In the case where an item already exists special care needs to be taken to ensure that the information on Wikidata is not simply overwritten by that from the database. The recommended way to proceed is:

  1. If the claim doesn’t exist; simply add the new claim.
  2. If the claim exists:
    1. But the value is different; add the new claim as a separate value
    2. And the value is the same:
      1. But the reference is different; add an additional reference to the claim
      2. And the reference is the same[1]; nothing more to add.

The case which requires additional care is 2.1. While different values don’t always indicate that there is a problem (e.g. a building could first have been a church and then a casino) you need to determine if:

  • The values are really different. E.g. dates, numbers and coordinates all have built in uncertainties meaning a broad statement might cover a more exact one. Even if they overlap it might still be desirable to keep both depending on the source of them.
  • The differing values are indicative of an erroneous matching of items (although this should primarily have been taken care of by Check for existence).

Ideally conflicting values should be logged since they can at the least highlight the need to mark one of the statements as preferred.

Determine how to reference the statements edit

When doing mass imports of statements you are also expected to add a reference to each of the statements added from the database. There are two types of references you could add depending on the circumstances around the data.

A reference along the lines of "imported from the WLM database" mainly fills the purpose of highlighting for other editors where the data is being ingested from rather than actually sourcing the statement. On the other hand it has the benefit of always being true.

If the original source of the data is known then it should be better to use that as an actual reference for the statements. The problem however is that information originally imported into the database (straight from the source) cannot easily[2] be distinguished from data which was later submitted by a user.

Whichever reference is decided upon it should contain the following:

  • A claim as to the source of the data (e.g. P248)
  • P577: The date for when the data was published (if known)
  • P813: The date for when the data was confirmed at the source
  • P854: A url to the source of the data (if online)

Documentation edit

Make sure to document all of the choices done during mapping since this will make it easier for others to follow the process at a later stage as well as being useful as a basis for tooling, both existing WLM bots/tools and any new tools.[3]

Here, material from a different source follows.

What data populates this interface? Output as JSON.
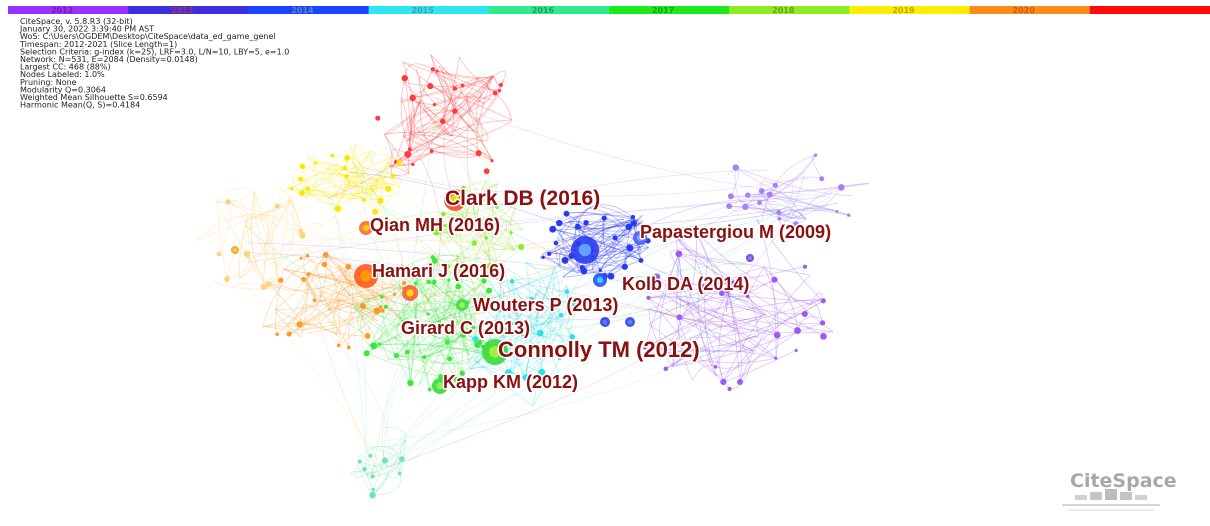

Changing the lists (post ingestion) edit

The final step is to completely deprecate the database by having the Wikipedia lists fetching the information from Wikidata and in turn having any updates pushed to Wikidata. The remaining issues preventing this from happening are described in more detail over at Commons:Monuments database/Wikidata.

Footnotes edit

  1. Or the same at least up to time dependent factors such as fetch date (P813) or similar.
  2. It might be possible if you know what the first changed timestamp should be in which case you could detect which items haven’t been updated since initial ingestion.
  3. Similar documentation was done by Multichill before creating the first Wikipedia lists.